El genocidio silenciado
En Irak, de 1,5 millones de cristianos en 2003, quedan menos de 300.000. En Siria, antes de la guerra, eran más de dos millones; hoy, medio millón. En Egipto, los cristianos coptos —casi el 10 % de la población— sufren discriminación, ataques a iglesias, hostigamiento permanente. En Gaza, donde gobierna Hamás, apenas quedan unos cientos de cristianos. En Irán, donde convertirse al cristianismo puede costar la cárcel o incluso la vida, quedan entre 100.000 y 200.000. En Turquía, de más de dos millones durante el Imperio Otomano, hoy quedan menos de 150.000. En Arabia Saudita, no existe ni una sola iglesia.
En África, la situación no es mejor. En Nigeria, más de 17.000 cristianos han sido asesinados desde 2009 por Boko Haram. En Mozambique, Al-Shabab decapita, quema iglesias y obliga a huir a comunidades enteras. En Sudán, Etiopía y Somalia, ser cristiano es vivir bajo amenaza constante.
Y, sin embargo: silencio. No hay manifestaciones, ni resoluciones de condena, ni comunicados ministeriales. Los mismos que claman por Palestina miran hacia otro lado cuando se trata de cristianos perseguidos. La cruz no convoca empatía; la kufiyya, en cambio, es ícono de moda.

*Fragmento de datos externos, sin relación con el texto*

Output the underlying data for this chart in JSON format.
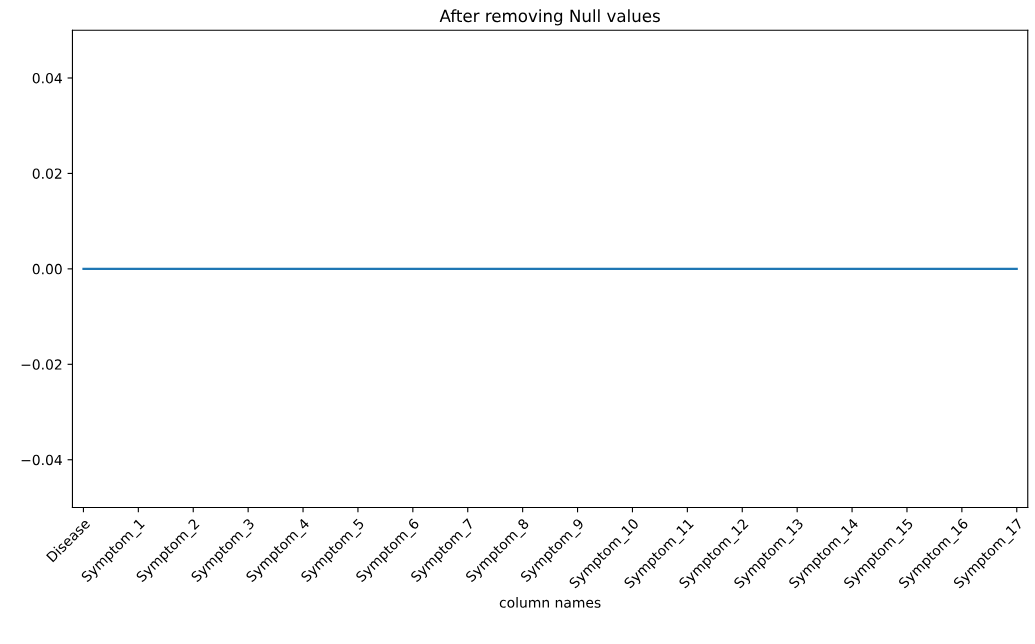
{
  "chart_data": {
    "type": "line",
    "title": "After removing Null values",
    "xlabel": "column names",
    "categories": [
      "Disease",
      "Symptom_1",
      "Symptom_2",
      "Symptom_3",
      "Symptom_4",
      "Symptom_5",
      "Symptom_6",
      "Symptom_7",
      "Symptom_8",
      "Symptom_9",
      "Symptom_10",
      "Symptom_11",
      "Symptom_12",
      "Symptom_13",
      "Symptom_14",
      "Symptom_15",
      "Symptom_16",
      "Symptom_17"
    ],
    "values": [
      0,
      0,
      0,
      0,
      0,
      0,
      0,
      0,
      0,
      0,
      0,
      0,
      0,
      0,
      0,
      0,
      0,
      0
    ],
    "color": "#1f77b4",
    "ylim": [
      -0.05,
      0.05
    ],
    "yticks": [
      {
        "value": -0.04,
        "label": "−0.04"
      },
      {
        "value": -0.02,
        "label": "−0.02"
      },
      {
        "value": 0,
        "label": "0.00"
      },
      {
        "value": 0.02,
        "label": "0.02"
      },
      {
        "value": 0.04,
        "label": "0.04"
      }
    ],
    "grid": false
  }
}
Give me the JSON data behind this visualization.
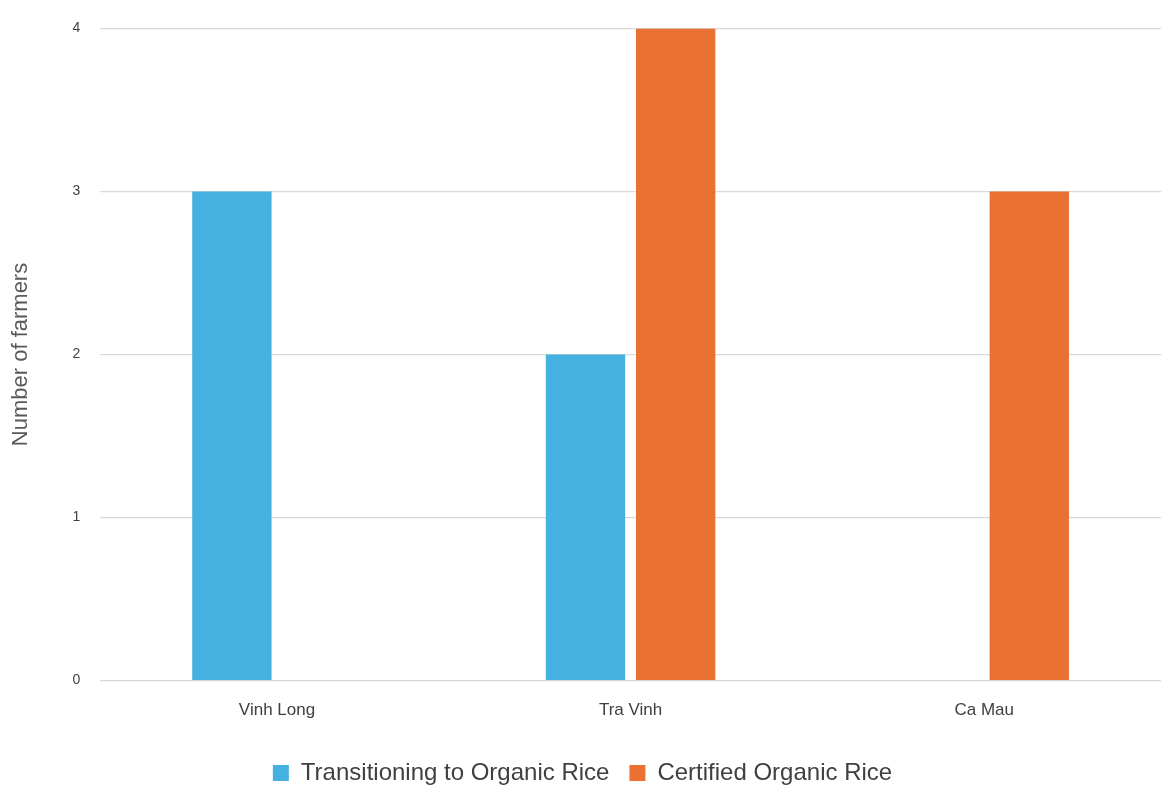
{
  "chart_data": {
    "type": "bar",
    "ylabel": "Number of farmers",
    "categories": [
      "Vinh Long",
      "Tra Vinh",
      "Ca Mau"
    ],
    "series": [
      {
        "name": "Transitioning to Organic Rice",
        "color": "#45b1e0",
        "values": [
          3,
          2,
          0
        ]
      },
      {
        "name": "Certified Organic Rice",
        "color": "#e97132",
        "values": [
          0,
          4,
          3
        ]
      }
    ],
    "ylim": [
      0,
      4
    ],
    "yticks": [
      0,
      1,
      2,
      3,
      4
    ],
    "grid": "y",
    "legend": "bottom"
  }
}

Las 40.000 muertes de Gaza
Desde el ataque del 7 de octubre de 2023, cuando Hamás cruzó la frontera y cometió la mayor matanza de judíos desde el Holocausto —mujeres violadas, niños decapitados, ancianos quemados vivos—, Israel ha estado en guerra. Una guerra que no inició, pero que estaba preparada para enfrentar. El resultado es trágico: unas 40.000 muertes, según fuentes palestinas. Pero se estima que al menos 17.000 de esos muertos eran combatientes armados. ¿Duele? Por supuesto. ¿Es horrible? Sí. ¿Es un genocidio? No. Es una guerra. Y, de hecho, con una proporción de víctimas civiles menor que en conflictos recientes como los de Siria, Yemen o Afganistán.
La respuesta de Israel ha sido quirúrgica, no impulsiva. Ha desmantelado la infraestructura militar de Hamás, destruido túneles, fábricas de armas, sistemas de mando. En el norte, enfrenta a Hezbollah con determinación. Y ha golpeado duramente las capacidades nucleares de Irán, el verdadero titiritero detrás de la violencia. Esto no es venganza: es prevención. Irán no oculta sus intenciones. Su doctrina oficial es eliminar a Israel del mapa.

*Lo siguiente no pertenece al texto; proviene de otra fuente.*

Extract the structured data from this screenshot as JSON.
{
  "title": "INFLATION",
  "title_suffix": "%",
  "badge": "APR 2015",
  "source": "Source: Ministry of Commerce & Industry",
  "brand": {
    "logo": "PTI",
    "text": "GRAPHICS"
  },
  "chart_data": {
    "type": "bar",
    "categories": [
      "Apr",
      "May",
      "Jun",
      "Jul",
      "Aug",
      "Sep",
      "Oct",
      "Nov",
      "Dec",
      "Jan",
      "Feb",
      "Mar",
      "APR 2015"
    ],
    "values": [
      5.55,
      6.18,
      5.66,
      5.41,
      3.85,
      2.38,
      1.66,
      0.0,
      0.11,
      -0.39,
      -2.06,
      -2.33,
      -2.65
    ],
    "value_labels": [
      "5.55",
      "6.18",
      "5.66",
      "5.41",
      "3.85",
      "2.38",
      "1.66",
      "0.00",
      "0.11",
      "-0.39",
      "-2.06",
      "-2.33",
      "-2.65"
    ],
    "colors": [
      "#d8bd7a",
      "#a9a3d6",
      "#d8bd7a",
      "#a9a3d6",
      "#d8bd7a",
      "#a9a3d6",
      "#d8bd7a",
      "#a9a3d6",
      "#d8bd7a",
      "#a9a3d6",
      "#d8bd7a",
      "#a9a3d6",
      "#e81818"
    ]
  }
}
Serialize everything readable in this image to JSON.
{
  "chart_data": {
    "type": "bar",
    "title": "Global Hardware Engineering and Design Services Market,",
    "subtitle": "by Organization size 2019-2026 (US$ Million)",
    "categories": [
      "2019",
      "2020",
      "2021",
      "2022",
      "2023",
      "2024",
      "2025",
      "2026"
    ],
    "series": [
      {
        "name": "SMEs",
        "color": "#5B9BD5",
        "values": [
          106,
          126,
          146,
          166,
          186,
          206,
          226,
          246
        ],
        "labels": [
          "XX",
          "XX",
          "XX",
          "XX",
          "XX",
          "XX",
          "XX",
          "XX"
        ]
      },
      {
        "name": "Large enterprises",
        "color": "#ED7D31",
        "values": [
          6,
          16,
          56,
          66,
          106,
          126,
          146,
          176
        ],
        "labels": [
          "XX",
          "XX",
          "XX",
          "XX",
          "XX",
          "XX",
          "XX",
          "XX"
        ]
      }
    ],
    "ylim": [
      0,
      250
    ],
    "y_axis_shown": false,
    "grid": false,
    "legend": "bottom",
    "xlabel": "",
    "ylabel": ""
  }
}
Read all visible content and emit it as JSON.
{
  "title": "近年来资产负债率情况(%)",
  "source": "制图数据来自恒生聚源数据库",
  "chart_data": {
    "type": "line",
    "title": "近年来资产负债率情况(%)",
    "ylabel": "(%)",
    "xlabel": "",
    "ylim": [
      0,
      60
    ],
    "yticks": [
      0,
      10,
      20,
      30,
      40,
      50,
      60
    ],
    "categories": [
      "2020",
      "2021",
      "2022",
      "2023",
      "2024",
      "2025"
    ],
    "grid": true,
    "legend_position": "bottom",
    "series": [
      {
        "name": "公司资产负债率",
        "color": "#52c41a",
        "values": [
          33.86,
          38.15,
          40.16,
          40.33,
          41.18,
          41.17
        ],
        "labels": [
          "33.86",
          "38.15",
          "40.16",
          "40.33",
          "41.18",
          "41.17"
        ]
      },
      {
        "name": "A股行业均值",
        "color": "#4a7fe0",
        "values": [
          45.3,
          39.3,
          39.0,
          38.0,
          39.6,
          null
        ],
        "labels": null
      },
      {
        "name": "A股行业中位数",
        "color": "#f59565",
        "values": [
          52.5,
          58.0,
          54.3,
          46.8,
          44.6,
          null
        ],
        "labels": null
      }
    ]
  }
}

«No es solo cobardía: es auto-odio. Y esa alianza entre la izquierda occidental y el islamismo radical no solo pone en peligro a Israel. Pone en peligro a Europa misma»
Y, sin embargo, en las calles de Madrid, París o Berlín se cantan eslóganes como «From the river to the sea, Palestine will be free». No es una consigna pacifista: es un llamado a la desaparición del único Estado judío del planeta. Si se aplicara ese estándar a cualquier otro pueblo sería condenado como discurso de odio. Pero con Israel, todo vale.
Europa contra sí misma
La pregunta es: ¿por qué? ¿Por qué Pedro Sánchez y tantos líderes europeos eligen atacar a Israel mientras ignoran el sufrimiento de los cristianos? La respuesta tiene que ver con una desconexión profunda de Europa respecto a sus propias raíces. Antaño cristiana, hoy culturalmente laica y muchas veces abiertamente anticristiana, Europa ha dejado de defender a los suyos. Ya no protege a los perseguidos que comparten su historia, su fe o su cultura, pero se moviliza por causas que ni entiende ni representan sus valores.
No es solo cobardía: es auto-odio. Y esa alianza entre la izquierda occidental y el islamismo radical no solo pone en peligro a Israel. Pone en peligro a Europa misma. Porque quienes hoy desprecian sus raíces mañana no sabrán por qué vale la pena defenderlas.
El genocidio cristiano es real. El intento de genocidio contra Israel también lo es. Pero lo más obsceno de todo es que Occidente ha decidido callar ante uno y acusar falsamente al otro. Esa complicidad moral quedará marcada como uno de los fracasos éticos más grandes de nuestro tiempo.